Livro II · Do processo em geralTítulo I · Dos atos processuaisCapítulo I · Atos em geralSecção I · Disposições comuns

Artigo 132.ºProcesso electrónico

Pertence ao Código de Processo Civil (Lei n.º 41/2013, de 26 de Junho)

Resumo em linguagem claraGerado por IA · revisto contra texto oficial

Este artigo estabelece que o sistema de justiça português funciona através de processos completamente eletrónicos. Isto significa que todos os documentos, atos e comunicações judiciais são geridos numa plataforma informática, não em papel. O artigo garante que esta tramitação digital mantém a integridade, autenticidade e segurança dos processos, protegendo informações sensíveis. Apenas em situações excecionais, quando o sistema informático fica indisponível, os tribunais podem usar papel temporariamente, digitalizando tudo posteriormente. As comunicações entre tribunais, Ministério Público, auxiliares da justiça e cidadãos realizam-se por via eletrónica, conforme regulamentos específicos. O processo pode ainda ter um suporte físico complementar para apoiar a sua tramitação, se necessário.

Quando se aplica — exemplos práticos

Apresentação de petição num processo civil

Uma pessoa pretende apresentar uma petição (queixa) em tribunal. Em vez de entregar papel fisicamente, o cidadão ou seu advogado submete o documento através da plataforma digital dos tribunais. O documento fica registado eletronicamente, recebe número de processo e a data de submissão é registada automaticamente.

Falha temporária do sistema informático

O sistema dos tribunais apresenta um problema técnico grave. Neste período, os magistrados e funcionários podem excecionalmente praticar atos em papel (por exemplo, decisões ou despachos). Assim que o sistema volte a funcionar, a secretaria digitaliza esses documentos para inserção na plataforma digital.

Notificação de uma sentença

Após uma sentença judicial, o tribunal notifica as partes (cidadão ou empresa) através de mensagem eletrónica no sistema ou por outro meio digital acordado.
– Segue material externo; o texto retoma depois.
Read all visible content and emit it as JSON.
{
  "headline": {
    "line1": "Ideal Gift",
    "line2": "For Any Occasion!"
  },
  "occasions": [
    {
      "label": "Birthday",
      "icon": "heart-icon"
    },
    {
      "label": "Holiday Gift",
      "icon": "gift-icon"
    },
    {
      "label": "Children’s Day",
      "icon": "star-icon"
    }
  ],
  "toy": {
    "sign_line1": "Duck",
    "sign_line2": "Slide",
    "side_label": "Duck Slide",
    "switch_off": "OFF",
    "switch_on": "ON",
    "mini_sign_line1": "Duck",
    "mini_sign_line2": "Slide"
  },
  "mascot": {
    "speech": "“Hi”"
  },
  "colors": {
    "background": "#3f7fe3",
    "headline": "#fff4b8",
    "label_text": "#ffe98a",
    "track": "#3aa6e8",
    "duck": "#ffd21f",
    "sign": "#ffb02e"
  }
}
Isto substitui a entrega física de papel, sendo mais rápido e deixando registo seguro da receção.

Texto oficial

Ver no PGDL ↗
1 - O processo tem natureza eletrónica, sendo constituído por informação estruturada constante do sistema de informação de suporte à atividade dos tribunais e por documentos eletrónicos. 2 - A tramitação dos processos, incluindo a prática de atos escritos, é efetuada no sistema de informação de suporte à atividade dos tribunais, nos termos definidos por portaria do membro do Governo responsável pela área da justiça. 3 - Em caso de indisponibilidade do sistema referido no número anterior, os atos dos magistrados e das secretarias podem excecionalmente ser praticados em papel, devendo as disposições processuais relativas aos mesmos ser objeto das adaptações práticas que se revelem necessárias e procedendo a secretaria, posteriormente, à sua digitalização e inserção naquele sistema. 4 - A tramitação eletrónica dos processos deve garantir a respetiva integralidade, autenticidade e inviolabilidade, bem como o respeito pelo segredo de justiça e pelos regimes de proteção e tratamento de dados pessoais e, em especial, o relativo ao tratamento de dados referentes ao sistema judicial. 5 - A forma de realização das comunicações eletrónicas entre tribunais, Ministério Público, oficiais de justiça, agentes de execução, administradores judiciais ou outros auxiliares da justiça é definida por portaria do membro do Governo responsável pela área da justiça, e as comunicações entre estes e pessoas singulares e coletivas privadas e públicas que auxiliem os tribunais no âmbito dos processos judiciais são efetuadas de acordo com o artigo 249.º, com as necessárias adaptações. 6 - As comunicações dirigidas pelos emissores referidos no número anterior a pessoas coletivas públicas e privadas são, em regra, eletrónicas, podendo também as pessoas singulares optar por receber comunicações por essa via, nos termos do disposto no presente código para as citações e notificações. 7 - O processo pode ter um suporte físico, a constituir nos termos definidos por portaria do membro do Governo responsável pela área da justiça, com o objetivo de apoiar a respetiva tramitação.